Former ‘unofficial’ BN secretary-general Datuk Seri Nazri Aziz has been making headlines with his various antics towards UMNO.
Curiously, Nazri remained under the radar in the months following BN’s defeat in GE-14. But his recent emergence in the public eye was not a positive change from his silence.
Nazri made his return in February, saying non-Malays shouldn’t be appointed as Attorney-General, Chief Justice, and Finance Minister, because they could not take their oath of office as they do not swear on the Quran.
He added that the non-Malays have no right to question Malay privileges, because the non-Malays have already been given the privilege of having vernacular schools. With those statements, he received criticism from his own coalition-mates and members of the public.
He then defended his statements, clarifying that he meant to say if the non-Malays dispute Malay rights, there will be an opposite reaction, thus calling for a mutual respect.
Nevertheless, the damage has been done. He was condemned by SUHAKAM (Human Rights Commission of Malaysia) for being a racist.
In March, MCA and MIC said that Nazri’s appointment as BN secretary-general was ‘illegal’, in other words not in accordance with BN constitution.
In response, Nazri retaliated with another controversial statement, asking MCA and MIC to leave BN as UMNO now has PAS as an ally.

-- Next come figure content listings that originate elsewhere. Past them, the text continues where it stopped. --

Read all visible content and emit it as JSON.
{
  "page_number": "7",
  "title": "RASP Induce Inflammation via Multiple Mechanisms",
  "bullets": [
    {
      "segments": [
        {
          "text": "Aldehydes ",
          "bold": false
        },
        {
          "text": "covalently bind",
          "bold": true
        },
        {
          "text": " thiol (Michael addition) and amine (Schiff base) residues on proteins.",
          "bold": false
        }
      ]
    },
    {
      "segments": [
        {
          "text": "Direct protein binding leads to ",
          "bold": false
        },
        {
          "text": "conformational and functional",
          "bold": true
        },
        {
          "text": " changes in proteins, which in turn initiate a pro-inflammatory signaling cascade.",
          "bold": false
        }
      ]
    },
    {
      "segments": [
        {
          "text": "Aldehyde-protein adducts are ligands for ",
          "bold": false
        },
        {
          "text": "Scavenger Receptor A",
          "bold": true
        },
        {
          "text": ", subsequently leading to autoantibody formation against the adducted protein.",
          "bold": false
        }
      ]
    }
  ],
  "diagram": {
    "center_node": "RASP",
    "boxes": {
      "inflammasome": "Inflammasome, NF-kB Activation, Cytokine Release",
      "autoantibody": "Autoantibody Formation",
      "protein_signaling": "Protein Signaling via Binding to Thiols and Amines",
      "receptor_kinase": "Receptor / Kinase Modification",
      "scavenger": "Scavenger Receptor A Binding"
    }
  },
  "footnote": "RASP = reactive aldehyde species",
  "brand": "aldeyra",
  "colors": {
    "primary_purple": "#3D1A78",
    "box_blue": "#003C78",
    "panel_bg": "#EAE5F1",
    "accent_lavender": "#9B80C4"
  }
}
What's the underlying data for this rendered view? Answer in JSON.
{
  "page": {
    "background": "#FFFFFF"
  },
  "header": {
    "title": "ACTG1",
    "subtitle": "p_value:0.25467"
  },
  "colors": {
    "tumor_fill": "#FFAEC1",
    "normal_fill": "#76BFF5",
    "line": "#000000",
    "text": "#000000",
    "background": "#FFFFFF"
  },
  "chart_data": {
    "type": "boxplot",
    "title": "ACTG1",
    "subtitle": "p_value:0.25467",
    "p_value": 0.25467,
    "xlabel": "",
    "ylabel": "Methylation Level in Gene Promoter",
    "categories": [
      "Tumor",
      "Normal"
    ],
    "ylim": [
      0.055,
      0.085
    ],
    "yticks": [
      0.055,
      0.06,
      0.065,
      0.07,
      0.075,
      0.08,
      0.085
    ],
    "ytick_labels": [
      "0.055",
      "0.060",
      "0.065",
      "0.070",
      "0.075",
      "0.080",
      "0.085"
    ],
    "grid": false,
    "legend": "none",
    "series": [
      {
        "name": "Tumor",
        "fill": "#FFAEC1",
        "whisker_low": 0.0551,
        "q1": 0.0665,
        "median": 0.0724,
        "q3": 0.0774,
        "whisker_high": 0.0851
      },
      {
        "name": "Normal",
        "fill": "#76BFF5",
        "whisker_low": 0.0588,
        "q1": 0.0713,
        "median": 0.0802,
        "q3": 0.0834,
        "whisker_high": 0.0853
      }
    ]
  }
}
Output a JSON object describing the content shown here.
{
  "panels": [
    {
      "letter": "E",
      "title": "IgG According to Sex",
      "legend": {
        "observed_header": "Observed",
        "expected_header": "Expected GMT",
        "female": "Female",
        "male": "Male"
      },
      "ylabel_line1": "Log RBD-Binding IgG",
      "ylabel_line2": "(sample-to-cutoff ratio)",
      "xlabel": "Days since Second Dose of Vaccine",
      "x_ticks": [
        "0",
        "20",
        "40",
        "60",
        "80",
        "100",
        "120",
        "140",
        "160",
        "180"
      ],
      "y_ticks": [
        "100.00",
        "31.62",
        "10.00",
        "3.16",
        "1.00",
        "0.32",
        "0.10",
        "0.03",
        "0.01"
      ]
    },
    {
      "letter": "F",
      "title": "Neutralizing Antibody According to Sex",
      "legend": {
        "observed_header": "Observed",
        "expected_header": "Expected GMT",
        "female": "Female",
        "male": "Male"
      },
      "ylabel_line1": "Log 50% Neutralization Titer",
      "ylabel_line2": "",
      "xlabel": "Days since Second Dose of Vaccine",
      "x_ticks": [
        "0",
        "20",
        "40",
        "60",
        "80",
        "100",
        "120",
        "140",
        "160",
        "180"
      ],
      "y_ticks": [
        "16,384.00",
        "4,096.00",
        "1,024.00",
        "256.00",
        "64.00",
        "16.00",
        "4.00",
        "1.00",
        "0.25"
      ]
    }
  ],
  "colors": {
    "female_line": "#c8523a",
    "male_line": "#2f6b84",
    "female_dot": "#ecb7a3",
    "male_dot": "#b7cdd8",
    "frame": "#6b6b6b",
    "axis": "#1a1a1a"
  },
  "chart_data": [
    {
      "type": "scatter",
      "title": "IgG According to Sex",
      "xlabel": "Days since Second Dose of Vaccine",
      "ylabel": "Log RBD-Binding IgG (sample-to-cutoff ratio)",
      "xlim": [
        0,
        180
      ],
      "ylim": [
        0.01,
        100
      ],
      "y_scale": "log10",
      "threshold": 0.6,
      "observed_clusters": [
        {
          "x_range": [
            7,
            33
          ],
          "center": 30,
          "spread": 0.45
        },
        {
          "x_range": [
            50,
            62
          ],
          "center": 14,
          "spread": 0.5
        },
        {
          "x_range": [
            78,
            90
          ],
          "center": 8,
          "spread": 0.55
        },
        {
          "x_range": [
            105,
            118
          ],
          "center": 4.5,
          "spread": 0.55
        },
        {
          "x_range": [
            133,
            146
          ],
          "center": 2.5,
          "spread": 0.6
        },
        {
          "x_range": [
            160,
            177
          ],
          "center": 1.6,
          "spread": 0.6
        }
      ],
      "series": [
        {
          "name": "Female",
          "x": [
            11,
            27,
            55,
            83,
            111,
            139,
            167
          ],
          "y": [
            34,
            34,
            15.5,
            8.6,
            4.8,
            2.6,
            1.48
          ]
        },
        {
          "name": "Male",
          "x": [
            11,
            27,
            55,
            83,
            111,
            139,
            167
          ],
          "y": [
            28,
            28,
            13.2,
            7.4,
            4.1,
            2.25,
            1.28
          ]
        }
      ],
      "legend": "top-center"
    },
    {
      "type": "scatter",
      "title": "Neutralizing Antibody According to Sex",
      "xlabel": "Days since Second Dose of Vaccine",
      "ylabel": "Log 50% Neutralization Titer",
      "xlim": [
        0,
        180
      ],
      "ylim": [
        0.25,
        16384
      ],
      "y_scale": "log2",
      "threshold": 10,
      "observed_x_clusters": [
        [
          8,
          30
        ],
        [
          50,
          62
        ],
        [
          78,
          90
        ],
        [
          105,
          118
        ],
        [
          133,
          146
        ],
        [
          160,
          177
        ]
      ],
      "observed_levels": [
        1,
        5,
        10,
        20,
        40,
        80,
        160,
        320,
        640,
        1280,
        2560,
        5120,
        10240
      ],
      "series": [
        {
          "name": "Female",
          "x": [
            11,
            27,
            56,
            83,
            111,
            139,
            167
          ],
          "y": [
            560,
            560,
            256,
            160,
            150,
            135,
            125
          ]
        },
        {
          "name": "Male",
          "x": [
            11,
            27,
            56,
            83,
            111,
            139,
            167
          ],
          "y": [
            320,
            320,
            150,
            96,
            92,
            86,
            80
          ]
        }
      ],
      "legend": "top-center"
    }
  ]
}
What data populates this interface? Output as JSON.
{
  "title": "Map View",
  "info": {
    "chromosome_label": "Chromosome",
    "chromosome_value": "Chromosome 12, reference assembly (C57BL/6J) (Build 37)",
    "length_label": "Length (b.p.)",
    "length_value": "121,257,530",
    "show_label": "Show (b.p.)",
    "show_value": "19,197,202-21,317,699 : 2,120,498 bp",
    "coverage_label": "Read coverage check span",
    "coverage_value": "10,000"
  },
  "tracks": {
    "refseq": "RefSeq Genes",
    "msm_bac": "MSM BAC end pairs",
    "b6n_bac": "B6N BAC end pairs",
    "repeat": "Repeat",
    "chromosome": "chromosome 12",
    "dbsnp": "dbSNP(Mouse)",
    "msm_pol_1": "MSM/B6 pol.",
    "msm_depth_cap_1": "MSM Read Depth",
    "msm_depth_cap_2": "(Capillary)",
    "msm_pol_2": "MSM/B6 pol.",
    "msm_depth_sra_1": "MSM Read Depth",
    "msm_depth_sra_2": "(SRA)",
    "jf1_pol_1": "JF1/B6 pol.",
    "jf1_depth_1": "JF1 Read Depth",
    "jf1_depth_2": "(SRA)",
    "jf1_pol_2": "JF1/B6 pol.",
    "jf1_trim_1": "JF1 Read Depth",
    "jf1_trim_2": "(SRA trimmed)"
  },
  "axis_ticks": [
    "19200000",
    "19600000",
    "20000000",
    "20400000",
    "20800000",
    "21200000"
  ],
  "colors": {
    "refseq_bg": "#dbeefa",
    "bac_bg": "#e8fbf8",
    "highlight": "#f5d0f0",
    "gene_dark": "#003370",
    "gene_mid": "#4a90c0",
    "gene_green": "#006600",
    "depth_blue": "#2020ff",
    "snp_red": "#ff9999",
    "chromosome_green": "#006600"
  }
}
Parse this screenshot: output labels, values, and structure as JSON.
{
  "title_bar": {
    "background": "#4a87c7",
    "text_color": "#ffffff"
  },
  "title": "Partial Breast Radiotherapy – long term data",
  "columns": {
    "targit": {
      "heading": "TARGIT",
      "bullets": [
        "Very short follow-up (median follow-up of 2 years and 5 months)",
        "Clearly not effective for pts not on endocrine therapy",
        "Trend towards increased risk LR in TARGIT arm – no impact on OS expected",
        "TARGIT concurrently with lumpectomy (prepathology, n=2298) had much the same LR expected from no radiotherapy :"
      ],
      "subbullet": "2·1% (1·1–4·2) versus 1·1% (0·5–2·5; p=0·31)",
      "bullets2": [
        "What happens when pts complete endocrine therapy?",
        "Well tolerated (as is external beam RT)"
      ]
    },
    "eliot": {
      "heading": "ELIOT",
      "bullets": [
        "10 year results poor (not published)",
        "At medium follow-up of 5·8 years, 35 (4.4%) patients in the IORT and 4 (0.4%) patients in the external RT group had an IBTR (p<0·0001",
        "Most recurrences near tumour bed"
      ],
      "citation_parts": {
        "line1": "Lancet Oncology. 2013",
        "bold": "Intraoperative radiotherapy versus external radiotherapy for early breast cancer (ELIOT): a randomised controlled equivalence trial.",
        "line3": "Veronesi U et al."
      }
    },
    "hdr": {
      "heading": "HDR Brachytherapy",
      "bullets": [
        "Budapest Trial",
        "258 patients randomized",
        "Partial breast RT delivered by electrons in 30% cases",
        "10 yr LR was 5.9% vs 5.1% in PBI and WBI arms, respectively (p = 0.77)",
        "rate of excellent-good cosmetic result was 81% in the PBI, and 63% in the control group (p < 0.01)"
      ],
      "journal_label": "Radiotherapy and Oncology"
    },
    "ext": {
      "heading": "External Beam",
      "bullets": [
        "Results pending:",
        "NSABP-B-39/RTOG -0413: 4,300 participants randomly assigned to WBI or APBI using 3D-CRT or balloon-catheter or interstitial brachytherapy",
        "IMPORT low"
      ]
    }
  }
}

This led MCA and MIC to issue a joint statement, saying that they will boycott the BN supreme council meeting if Nazri is attending.
With the ongoing tension, UMNO acting president Datuk Seri Mohamad Hasan stepped in and claimed that Nazri was never officially appointed as the coalition secretary-general. Thus, the “former” secretary-general Datuk Seri Tengku Adnan Tengku Mansor is still the current BN secretary general.
Despite MCA and MIC only have one parliamentary seat each, UMNO still tries to keep them as allies by giving in to their demands. Do UMNO really need MCA and MIC?